And in this week’s “I can’t believe what I just read” is the piece by Maureen Turner (“Prison Politics,” December 17, 2013) in which she attempts to frame the argument against the prison-industrial complex by describing the ostensibly unfair sentences given to white, college-educated, female criminals—you know, the ones capable of writing books describing their ordeals. It’s amazing that this collection of distorted ideas ever made it into your publication. For starters, isn’t the issue of mass incarceration widely believed to be the rapid expansion of the prison population resulting from targeting people of color, the poor, and undocumented immigrants, and the draconian sentences for minor drug crimes or the exploitation of inmates for cheap labor? (At least one criminal offender she references in this piece, Andrea James, acknowledges these “politically motivated policies.”) The prisoners Turner cites don’t reflect this demographic. White-collar criminal James was convicted of wire fraud and stealing from mortgage lenders and even homeowners; Senator Dianne Wilkerson, who accepted bribes, and Patrice Tierney, tax-defrauding wife of U.S. Representative John Tierney, are others mentioned in the article. Prison-industrial complex fodder? Uh, not quite!

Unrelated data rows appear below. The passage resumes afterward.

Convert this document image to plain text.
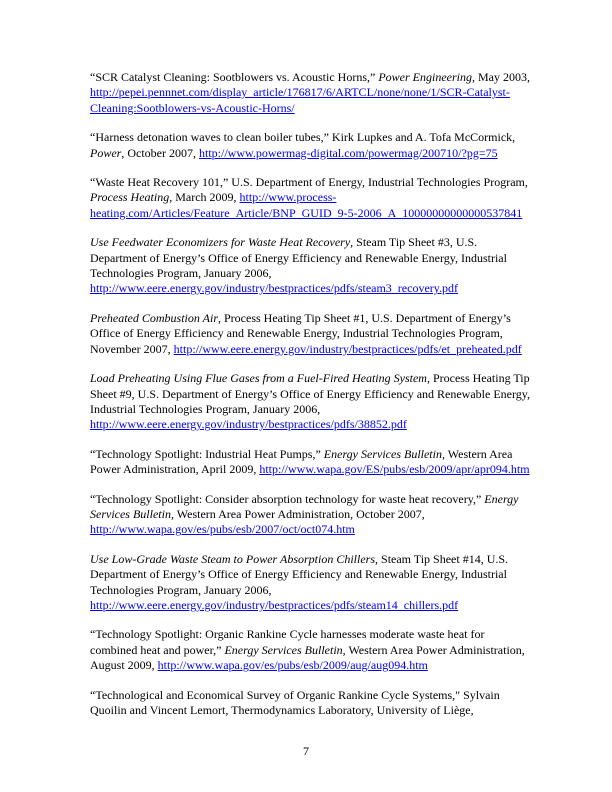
“SCR Catalyst Cleaning: Sootblowers vs. Acoustic Horns,” Power Engineering, May 2003, http://pepei.pennnet.com/display_article/176817/6/ARTCL/none/none/1/SCR-Catalyst-Cleaning:Sootblowers-vs-Acoustic-Horns/

“Harness detonation waves to clean boiler tubes,” Kirk Lupkes and A. Tofa McCormick, Power, October 2007, http://www.powermag-digital.com/powermag/200710/?pg=75

“Waste Heat Recovery 101,” U.S. Department of Energy, Industrial Technologies Program, Process Heating, March 2009, http://www.process-heating.com/Articles/Feature_Article/BNP_GUID_9-5-2006_A_10000000000000537841

Use Feedwater Economizers for Waste Heat Recovery, Steam Tip Sheet #3, U.S. Department of Energy’s Office of Energy Efficiency and Renewable Energy, Industrial Technologies Program, January 2006, http://www.eere.energy.gov/industry/bestpractices/pdfs/steam3_recovery.pdf

Preheated Combustion Air, Process Heating Tip Sheet #1, U.S. Department of Energy’s Office of Energy Efficiency and Renewable Energy, Industrial Technologies Program, November 2007, http://www.eere.energy.gov/industry/bestpractices/pdfs/et_preheated.pdf

Load Preheating Using Flue Gases from a Fuel-Fired Heating System, Process Heating Tip Sheet #9, U.S. Department of Energy’s Office of Energy Efficiency and Renewable Energy, Industrial Technologies Program, January 2006, http://www.eere.energy.gov/industry/bestpractices/pdfs/38852.pdf

“Technology Spotlight: Industrial Heat Pumps,” Energy Services Bulletin, Western Area Power Administration, April 2009, http://www.wapa.gov/ES/pubs/esb/2009/apr/apr094.htm

“Technology Spotlight: Consider absorption technology for waste heat recovery,” Energy Services Bulletin, Western Area Power Administration, October 2007, http://www.wapa.gov/es/pubs/esb/2007/oct/oct074.htm

Use Low-Grade Waste Steam to Power Absorption Chillers, Steam Tip Sheet #14, U.S. Department of Energy’s Office of Energy Efficiency and Renewable Energy, Industrial Technologies Program, January 2006, http://www.eere.energy.gov/industry/bestpractices/pdfs/steam14_chillers.pdf

“Technology Spotlight: Organic Rankine Cycle harnesses moderate waste heat for combined heat and power,” Energy Services Bulletin, Western Area Power Administration, August 2009, http://www.wapa.gov/es/pubs/esb/2009/aug/aug094.htm

“Technological and Economical Survey of Organic Rankine Cycle Systems," Sylvain Quoilin and Vincent Lemort, Thermodynamics Laboratory, University of Liège,

7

But more egregious is Turner’s ingratiating attempt to sanitize James’ crimes. What’s the motivation in mentioning that James is an attorney and a “mom?” Frankly, I find James’ behavior far less excusable because she’s these things. Moreover, when we hear James say she’s filled with “deep regret” and that her “actions were justified,” are we expected to feel sympathy for her?
When I think about these reckless, subjective and increasingly common extenuations of criminality, I’m reminded of the Bush cabal and their arrogant “We make our own reality” tripe. Exemplifying the ultimate abuse of power, this remark was intended to invalidate criticism, even discussion. We’re on a slippery slope to becoming nothing more than a collection of narrowly defined special interests; white-collar criminals expecting a break; politicians rationalizing their crassly offensive behaviors and asking us still to vote for them; people in business ripping off their neighbors. The disappearance of shame and personal responsibility, lamented by cultural critic and historian Christopher Lasch, will cost our society in more ways than we realize.
[Editor’s note: Andrea James, whose book Maureen Turner wrote about— Upper Bunkies Unite, And Other Thoughts on the Politics of Mass Incarceration (Goode Book Press)—is black.]
Recently, at a Springfield City Council meeting, the proponent of two digital billboards along Interstate I-91 withdrew its special permit requests rather than go forward facing a losing vote. Unfortunately, the Council voted to allow the withdrawal rather than proceeding with a negative vote that would have killed the issue for two years.
The requests were hampered by both proposed locations apparently violating the city’s zoning ordinances, one being less than 500 feet and visible from a residence, the second being less than 500 feet from another billboard. It is ironic that the proponent’s representative stated that the city was losing out on the tax revenue these structures would bring at the same time that the proponent strongly opposed the city’s bringing the valuation of its 150 existing billboard sites up to fair cash value, a move that would bring approximately another $2 million to the city’s treasury. A current estimate is that the existing billboard sites are valued at only about 30 percent of fair cash value, in violation of the state law calling for them to be valued at 100 percent of fair cash value—the subject of a Ten Taxpayer lawsuit against the city for the undervaluations which is proceeding in Superior Court. It should also be noted that, according to Wikipedia, four states ban billboards—Vermont, Alaska, Hawaii and Maine—and their merchants and businesses seem to get along just fine without the detrimental effects of reduced viewscapes and distracted drivers.
Right Company, Wrong Michael
Thanks to Maureen Turner for her kind review of my book, Adventures in Yarn Farming: Four Seasons on a New England Fiber Farm (“Books for Dark Days,” December 17, 2013). A correction to note: My husband, Michael Parry (not Michael Kittredge), had a long career at Yankee Candle and was CEO from 1998-2001. Together we now jointly operate our farm.